As part of efforts aimed at deepening operations and expanding its digital banking services across the continent, Appzone, a Nigeria-based company that builds technology for banks, has raised $10m in a Series A round. The funding was led by CardinalStone, an investment banking firm in Nigeria. V8 Capital, Lateral Investment Partners, Constant Capital, and Itanna Capital Ventures also participated, the company said.
Appzone becomes the second Nigerian fintech to announce a Series A this year after Kuda, the digital banking provider. Bankly and Curacel have raised seed-stage rounds as well, and of course Flutterwave’s $170m Series B – all setting the tone for what could be another great year for Nigerian fintech.
Founded in 2008 by Obi Emetarom who is also the CEO with the objective of building software solutions for banks, it took three years for them to launch their first product – a Digital Core Banking application for microfinance institutions. The company has grown in leaps over the last decade.
In 2012, they launched a banking system to facilitate branchless banking for Diamond bank, a rare feat at the time. At this time, Appzone reported an Average Rate of Return (ARR) of 5% of total revenue (ARR is a useful metric for companies and their investors to assess how well a business is performing on the path to profitability).
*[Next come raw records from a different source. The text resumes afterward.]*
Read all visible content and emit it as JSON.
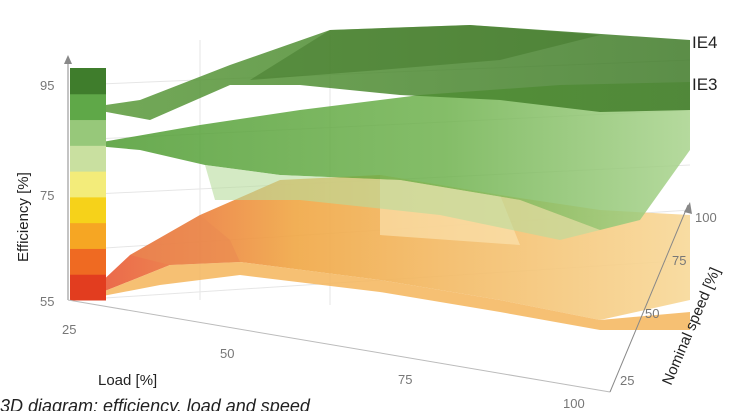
{
  "chart_data": {
    "type": "surface-3d",
    "caption": "3D diagram: efficiency, load and speed",
    "axes": {
      "efficiency": {
        "label": "Efficiency [%]",
        "ticks": [
          "95",
          "75",
          "55"
        ],
        "range": [
          55,
          95
        ]
      },
      "load": {
        "label": "Load [%]",
        "ticks": [
          "25",
          "50",
          "75",
          "100"
        ],
        "range": [
          25,
          100
        ]
      },
      "speed": {
        "label": "Nominal speed [%]",
        "ticks": [
          "25",
          "50",
          "75",
          "100"
        ],
        "range": [
          25,
          100
        ]
      }
    },
    "series": [
      {
        "name": "IE4",
        "color": "#4f8a2e"
      },
      {
        "name": "IE3",
        "color": "#7fb85a"
      }
    ],
    "color_scale": [
      "#e23d1f",
      "#ef6a22",
      "#f6a623",
      "#f6d21a",
      "#f3ec7a",
      "#c9e0a0",
      "#97c87a",
      "#5fa848",
      "#3f7d2c"
    ],
    "lower_surface_colors": [
      "#f0a33a",
      "#f7cf74",
      "#fbe2a6"
    ]
  }
}
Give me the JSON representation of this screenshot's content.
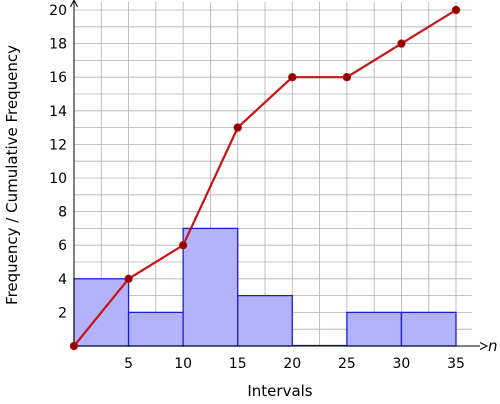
{
  "chart_data": {
    "type": "bar",
    "title": "",
    "xlabel": "Intervals",
    "ylabel": "Frequency / Cumulative Frequency",
    "x_axis_symbol": "n",
    "xlim": [
      0,
      35
    ],
    "ylim": [
      0,
      20
    ],
    "x_ticks": [
      5,
      10,
      15,
      20,
      25,
      30,
      35
    ],
    "y_ticks": [
      2,
      4,
      6,
      8,
      10,
      12,
      14,
      16,
      18,
      20
    ],
    "grid": true,
    "legend": "none",
    "histogram": {
      "bins": [
        [
          0,
          5
        ],
        [
          5,
          10
        ],
        [
          10,
          15
        ],
        [
          15,
          20
        ],
        [
          20,
          25
        ],
        [
          25,
          30
        ],
        [
          30,
          35
        ]
      ],
      "values": [
        4,
        2,
        7,
        3,
        0,
        2,
        2
      ]
    },
    "cumulative_line": {
      "x": [
        0,
        5,
        10,
        15,
        20,
        25,
        30,
        35
      ],
      "y": [
        0,
        4,
        6,
        13,
        16,
        16,
        18,
        20
      ]
    },
    "colors": {
      "bar_fill": "#b3b3fb",
      "bar_stroke": "#1f1fd0",
      "line": "#c81414",
      "marker": "#8b0000",
      "grid": "#b0b0b0",
      "axis": "#000000"
    }
  }
}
Four years later, they began providing internet and mobile banking services to Providus bank, followed by a system to help Guaranty Trust Bank issue cards instantly to customers. The company’s ARR was at 76% by this time, receiving a Payment Solution Service Provider (PSSP) license from the Central Bank of Nigeria in 2018.
With this funding A, Appzone plans to build on the success and experience garnered so far to become a pan-African fintech. For CEO Emetarom, it is time for the company to emerge from stealth mode and take a place among the class of innovators defining fintech on the continent.
“We are now looking to hire from Africa’s top 1% to grow our team of elite talent who have proven themselves to be true African builders; the brightest senior software engineers and domain experts, doing the incredibly hard work of building the backbone and next generation infrastructure for digital financial services at a level beyond world-class,” Emetarom said in a statement.
Appzone’s mission, according to Emetarom, is “to make our financial sector the most innovative and technologically advanced on the globe through solutions built for Africa by Africans.”
That would mean gaining more ground in the African countries where it currently operates – Nigeria, Ghana, Gambia, Democratic Republic of Congo, Tanzania, Senegal and Guinea – and pushing into new territories.